Harley-Davidson dealership in West Virginia undergoes name change
Let’s face it, many of us have felt a bit like the “black sheep” of the family from time to time. One Harley-Davidson dealer based in Huntington, West Virginia, is embracing this title. In April, 2016 Power 50 dealership Charlie’s Harley-Davidson renamed itself Black Sheep Harley-Davidson.
“Our customers can relate to our name. There’s always bikers and riders who typically feel like they might be the rebel or the outcast of the family, so with our name change, our customers have really responded positively to it because they feel they can identify with it,” said Susan Lucas, the dealership’s general manager and partner. “We’ve definitely had people come in to see what was going on and see if there are any other changes.”
Black Sheep Harley-Davidson is part of a larger group of Harley-Davidson dealerships owned by Charlie Cole, including the similarly named Black Wolf Harley-Davidson, Black Bear Harley-Davidson and Black Jack Harley-Davidson.
In addition to the name change, Black Sheep hopes to continue building relationships with each of its customers. In 2016, the dealership brought back its monthly bike night events from May to September in an effort to attract more customers into the store.
“Our focus this year has really been hosting events where we have the opportunity to talk with our customers. We’re having some smaller events to help attract new customers,” Lucas said. In July, Black Sheep will host a Beard and Bikes contest, which Lucas says has become a popular event among riders.
As Harley-Davidson continues the push to gain outreach demographic consumers, such as women, younger riders and minorities, Black Sheep has echoed the call. Lucas said an increase in Facebook advertising and an active social media presence has led to growth in 2017.
“We began using paid social media advertising as a new way to connect to our customers and potential customers. With these paid ads, we have seen an increase in traffic to our events and with our promotions,” she said.
In February, Black Sheep hosted a Mardi Gras-themed party and relied heavily on social media paid advertising. “We had over 100 people show up, a pretty good-sized event for February, and it was all though paid Facebook ads and email blasts,” she added.

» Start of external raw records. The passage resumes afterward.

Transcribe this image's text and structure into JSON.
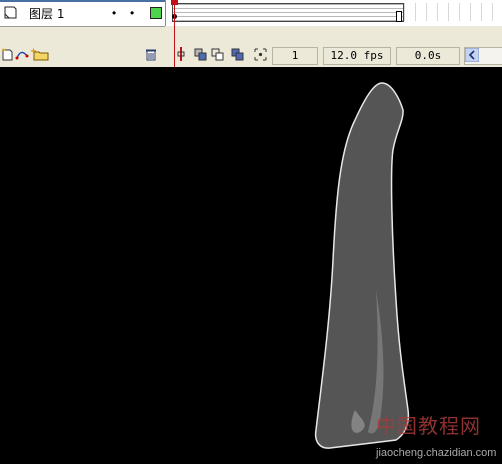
{
  "layer": {
    "name": "图层 1",
    "eye_symbol": "•",
    "lock_symbol": "•",
    "outline_color": "#4cd44c"
  },
  "timeline": {
    "current_frame": "1",
    "frame_rate": "12.0 fps",
    "elapsed_time": "0.0s",
    "playhead_color": "#c0101a"
  },
  "icons": {
    "layer": "layer-page-icon",
    "add_layer": "add-layer-icon",
    "add_guide": "add-motion-guide-icon",
    "add_folder": "add-folder-icon",
    "delete": "trash-icon",
    "center_frame": "center-frame-icon",
    "onion_skin": "onion-skin-icon",
    "onion_outline": "onion-skin-outlines-icon",
    "edit_multiple": "edit-multiple-frames-icon",
    "modify_markers": "modify-onion-markers-icon",
    "scroll_left": "scroll-left-icon"
  },
  "stage": {
    "background": "#000000",
    "shape_fill": "#555555",
    "shape_stroke": "#e8e8e8"
  },
  "watermark": {
    "title": "中国教程网",
    "url": "jiaocheng.chazidian.com"
  }
}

Lucas said the dealership has also started monthly dealership rides in partnership with its local H.O.G. chapter on Sundays throughout the riding season. Its annual 9/11 Freedom Ride in September also draws a crowd and helps the dealership build a presence in its community. Throughout the year, Black Sheep has offered multiple workshops for current and new customers to learn about products, such as Harley-Davidson’s BOOM! Box Infotainment System, and Riding Academy lessons.
“We have a ride scheduled every month this summer in two locations. It’s about getting people together and riding,” she said. “We’ve had a great turnout with those rides, and our customers really liked riding with our staff and H.O.G. chapter.”

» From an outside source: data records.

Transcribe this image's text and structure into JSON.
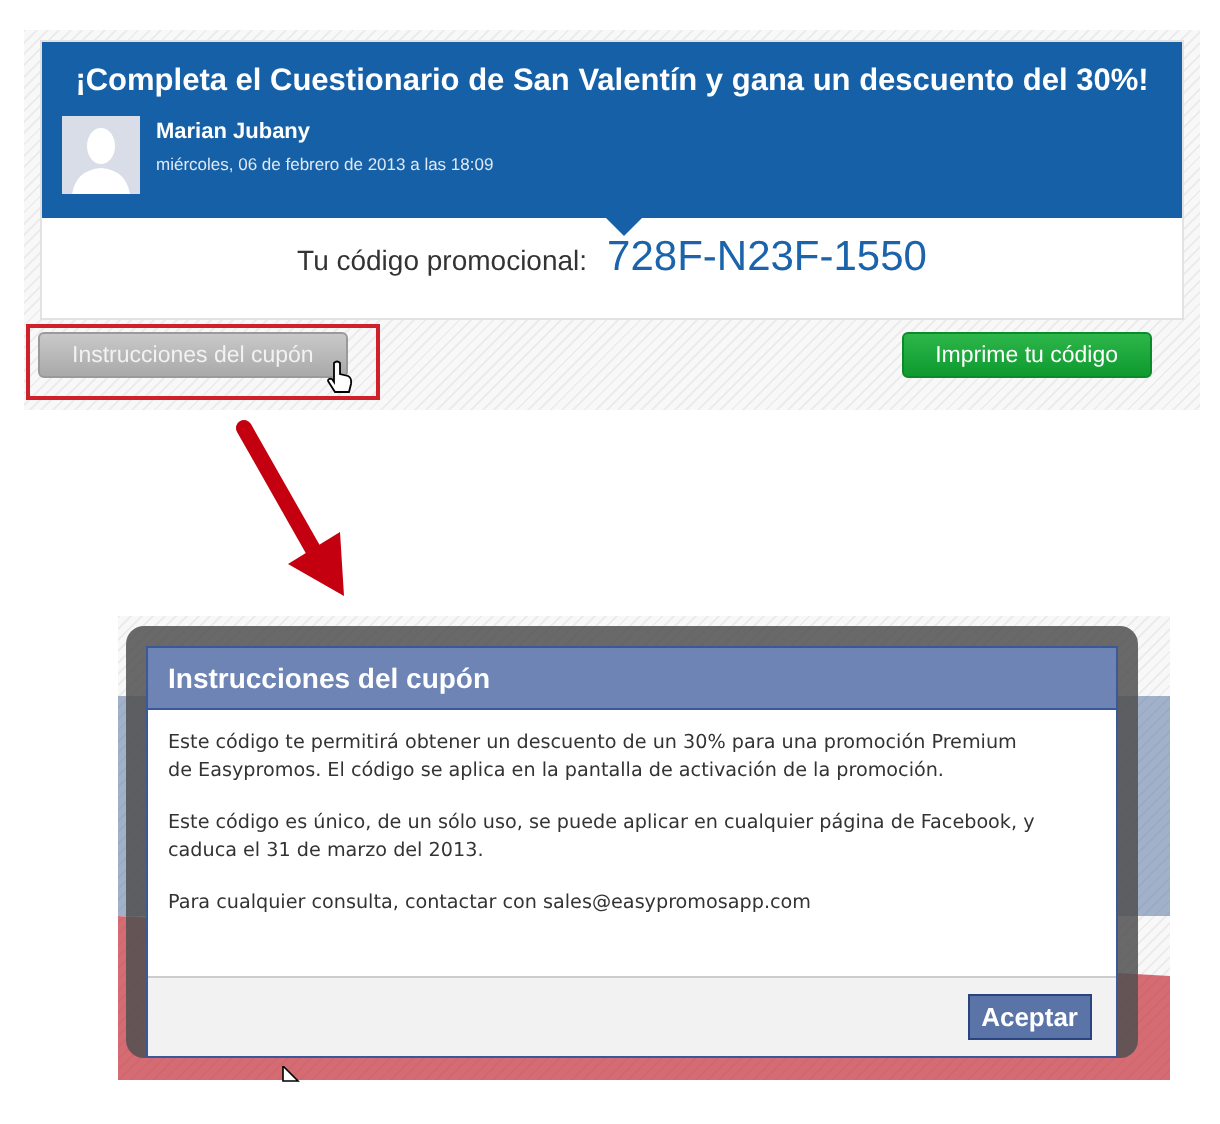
{
  "banner": {
    "title": "¡Completa el Cuestionario de San Valentín y gana un descuento del 30%!",
    "author": "Marian Jubany",
    "date": "miércoles, 06 de febrero de 2013 a las 18:09",
    "code_label": "Tu código promocional:",
    "code": "728F-N23F-1550"
  },
  "buttons": [
    {
      "label": "Instrucciones del cupón",
      "kind": "secondary",
      "highlighted": true
    },
    {
      "label": "Imprime tu código",
      "kind": "primary",
      "highlighted": false
    }
  ],
  "dialog": {
    "title": "Instrucciones del cupón",
    "paragraphs": [
      "Este código te permitirá obtener un descuento de un 30% para una promoción Premium de Easypromos. El código se aplica en la pantalla de activación de la promoción.",
      "Este código es único, de un sólo uso, se puede aplicar en cualquier página de Facebook, y caduca el 31 de marzo del 2013.",
      "Para cualquier consulta, contactar con sales@easypromosapp.com"
    ],
    "button": "Aceptar"
  }
}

Positive customer interaction remains a focal point of the Black Sheep experience. The dealership earned a 9.87 out of 10 for purchase experience by its customers, and the Harley-Davidson customer data showed that 100 percent of its customers felt they were treated with respect.
“We believe that the key to our high customer satisfaction scores is to treat our customers how we would want to be treated,” said Lucas. “The staff here always go out of their way to give great customers service, which means to communicate through misunderstandings and work together to resolve any unexpected issues.”
Black Sheep has earned more recognition from Harley-Davidson, receiving a Silver Bar & Shield Award in 2016. “Our biggest commitment is to our customers and customer service. If you take care of the customer and his or her experience, then everything else in the business will typically follow,” Lucas added. “What sets us apart is the total package customers get when they choose to do business with our dealership.”